Eighty-three-year-old Andrew Noel, a first-time vendor at the fair, sat amidst an array of coconut palms from his garden. Noel, who started farming in 1968, said he likes the fair because it encourages entrepreneurship.
Of the 41 exhibitors at the market, HOVENSA had the the largest display: a replica of the FCC Complex, showing in great detail one of the plant's several processing units. Other displays used slide shows to depict the Environmental Health and Safety Unit, and the Design Computer-Aided Engineering Unit. According to human resources director Pamela Fagan, the most popular exhibit this year is the one offering information on the Process Technology Degree. "The young men are very interested; they are taking the applications," said Fagan.
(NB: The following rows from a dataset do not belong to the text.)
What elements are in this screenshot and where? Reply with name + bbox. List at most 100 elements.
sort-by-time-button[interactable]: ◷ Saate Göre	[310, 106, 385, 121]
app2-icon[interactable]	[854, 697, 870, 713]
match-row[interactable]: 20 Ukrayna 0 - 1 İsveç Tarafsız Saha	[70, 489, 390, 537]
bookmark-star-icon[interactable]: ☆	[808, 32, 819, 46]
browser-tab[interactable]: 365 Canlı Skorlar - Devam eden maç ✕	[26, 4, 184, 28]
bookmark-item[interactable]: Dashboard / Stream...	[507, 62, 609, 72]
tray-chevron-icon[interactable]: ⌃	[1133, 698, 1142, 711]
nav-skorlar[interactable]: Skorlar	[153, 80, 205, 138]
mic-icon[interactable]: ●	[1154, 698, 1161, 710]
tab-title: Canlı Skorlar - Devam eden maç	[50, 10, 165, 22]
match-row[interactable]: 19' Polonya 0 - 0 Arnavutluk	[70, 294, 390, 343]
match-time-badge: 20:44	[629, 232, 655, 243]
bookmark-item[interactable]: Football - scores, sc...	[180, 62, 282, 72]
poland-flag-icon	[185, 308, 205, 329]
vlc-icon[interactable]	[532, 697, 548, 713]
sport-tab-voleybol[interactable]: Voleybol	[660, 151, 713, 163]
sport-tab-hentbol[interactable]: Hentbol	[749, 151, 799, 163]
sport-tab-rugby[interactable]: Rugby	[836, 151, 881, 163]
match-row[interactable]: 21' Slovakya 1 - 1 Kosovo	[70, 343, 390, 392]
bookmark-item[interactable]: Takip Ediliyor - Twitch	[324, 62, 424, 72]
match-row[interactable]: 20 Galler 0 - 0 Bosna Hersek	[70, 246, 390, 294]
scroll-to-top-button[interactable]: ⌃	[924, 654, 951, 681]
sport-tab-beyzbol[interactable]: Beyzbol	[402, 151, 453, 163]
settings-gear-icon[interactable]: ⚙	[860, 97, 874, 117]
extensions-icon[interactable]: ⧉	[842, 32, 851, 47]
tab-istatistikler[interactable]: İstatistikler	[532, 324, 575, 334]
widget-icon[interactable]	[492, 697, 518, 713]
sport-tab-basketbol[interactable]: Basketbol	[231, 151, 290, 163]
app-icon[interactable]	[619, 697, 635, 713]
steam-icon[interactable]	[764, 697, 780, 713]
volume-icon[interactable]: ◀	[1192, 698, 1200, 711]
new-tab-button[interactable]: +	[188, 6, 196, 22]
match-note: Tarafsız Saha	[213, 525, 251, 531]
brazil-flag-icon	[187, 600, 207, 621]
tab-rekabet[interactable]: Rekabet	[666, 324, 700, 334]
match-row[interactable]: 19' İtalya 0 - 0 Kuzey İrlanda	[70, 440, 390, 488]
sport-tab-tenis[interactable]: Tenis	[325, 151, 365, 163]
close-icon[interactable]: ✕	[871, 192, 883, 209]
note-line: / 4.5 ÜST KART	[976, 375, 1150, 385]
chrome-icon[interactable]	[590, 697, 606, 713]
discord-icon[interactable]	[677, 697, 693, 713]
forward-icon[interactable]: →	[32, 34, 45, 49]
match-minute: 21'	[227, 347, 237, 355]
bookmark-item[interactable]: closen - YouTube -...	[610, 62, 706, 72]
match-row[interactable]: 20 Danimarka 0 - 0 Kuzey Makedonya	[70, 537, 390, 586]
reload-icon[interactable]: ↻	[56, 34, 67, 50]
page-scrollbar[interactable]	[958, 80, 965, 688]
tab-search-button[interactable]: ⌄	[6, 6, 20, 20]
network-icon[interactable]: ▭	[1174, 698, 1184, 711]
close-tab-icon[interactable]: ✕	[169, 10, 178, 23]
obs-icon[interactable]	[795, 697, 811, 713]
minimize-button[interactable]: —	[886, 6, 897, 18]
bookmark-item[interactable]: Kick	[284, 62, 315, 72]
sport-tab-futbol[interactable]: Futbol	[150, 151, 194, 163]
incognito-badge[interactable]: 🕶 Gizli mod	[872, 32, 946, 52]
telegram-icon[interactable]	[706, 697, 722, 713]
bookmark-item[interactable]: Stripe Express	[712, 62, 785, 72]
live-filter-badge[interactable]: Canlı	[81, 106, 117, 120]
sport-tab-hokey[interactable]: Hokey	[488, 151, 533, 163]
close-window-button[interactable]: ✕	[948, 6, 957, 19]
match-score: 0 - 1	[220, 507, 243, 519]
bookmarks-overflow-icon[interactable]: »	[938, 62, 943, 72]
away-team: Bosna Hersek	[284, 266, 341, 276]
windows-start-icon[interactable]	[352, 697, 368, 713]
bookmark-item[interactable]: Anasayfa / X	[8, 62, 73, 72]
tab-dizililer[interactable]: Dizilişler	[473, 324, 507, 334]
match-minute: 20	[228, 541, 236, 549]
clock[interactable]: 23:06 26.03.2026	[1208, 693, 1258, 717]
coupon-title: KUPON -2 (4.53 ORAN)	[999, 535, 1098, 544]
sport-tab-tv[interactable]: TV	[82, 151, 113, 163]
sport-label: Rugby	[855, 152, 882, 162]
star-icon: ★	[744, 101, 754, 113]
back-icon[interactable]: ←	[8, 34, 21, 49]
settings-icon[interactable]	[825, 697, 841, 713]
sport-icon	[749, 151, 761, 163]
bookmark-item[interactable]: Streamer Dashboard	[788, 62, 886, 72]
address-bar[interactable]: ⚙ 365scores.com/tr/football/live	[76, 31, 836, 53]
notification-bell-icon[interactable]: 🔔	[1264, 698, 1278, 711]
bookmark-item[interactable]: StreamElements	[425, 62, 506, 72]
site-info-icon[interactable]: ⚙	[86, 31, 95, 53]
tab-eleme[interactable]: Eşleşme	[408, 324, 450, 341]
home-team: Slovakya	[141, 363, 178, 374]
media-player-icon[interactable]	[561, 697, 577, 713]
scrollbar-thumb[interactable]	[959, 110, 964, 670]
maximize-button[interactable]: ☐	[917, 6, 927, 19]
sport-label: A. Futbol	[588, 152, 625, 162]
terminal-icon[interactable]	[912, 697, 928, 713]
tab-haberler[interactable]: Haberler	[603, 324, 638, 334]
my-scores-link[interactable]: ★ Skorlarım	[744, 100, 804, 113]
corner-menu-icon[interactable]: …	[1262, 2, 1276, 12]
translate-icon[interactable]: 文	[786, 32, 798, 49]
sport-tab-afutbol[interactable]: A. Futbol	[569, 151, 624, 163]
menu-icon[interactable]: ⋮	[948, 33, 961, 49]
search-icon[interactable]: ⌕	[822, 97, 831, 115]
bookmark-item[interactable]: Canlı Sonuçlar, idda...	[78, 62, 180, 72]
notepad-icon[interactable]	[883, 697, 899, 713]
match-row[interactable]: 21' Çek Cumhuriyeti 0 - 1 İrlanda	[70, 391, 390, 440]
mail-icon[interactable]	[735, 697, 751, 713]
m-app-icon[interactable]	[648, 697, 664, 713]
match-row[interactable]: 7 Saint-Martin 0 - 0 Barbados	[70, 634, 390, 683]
The applied sciences degree in process technology program is a joint venture between HOVENSA and UVI. The program prepares students to enter employment as operations technicians in the process industry, which includes petroleum production and refining, chemical manufacturing, pharmaceuticals manufacturing, power generation, other utility operations, wastewater treatment facilities management, and food processing. (See "Process technology students ready to work".)
Have you ever wondered what cosmetology and agriculture have in common? Well to find out, just visit the display by the St. Croix Vocational and Technical School. The students manning the booth will give you well-documented facts explaining the links between the two areas. The display shows how plants are used in cosmetology, hair care and skin care. For instance, 12th-grade student Khym Pelle noted that carrot, castor and olive oils make the hair shiny and soft. She also explained the use of eggs for reducing the appearance of pores, the use of garlic to stimulate cell growth and fight dandruff, and the use of sage to massage the body and remove impurities. "Products are incorporating natural herbs into their shampoos and conditioners; the herbs can be used in their natural form for greater effect," said Pelle.
Other schools and associations on display were: Evelyn M. Williams, Eulalie Rivera Professional Development School, Lew Muckle, Alfredo Andrews, Good Hope, Good Shepherd, Freewill Baptist, Country Day and the Juanita Gardine School, Music in Motion Dance Academy, PAL, St. Croix Library Association and the Civil Air Patrol.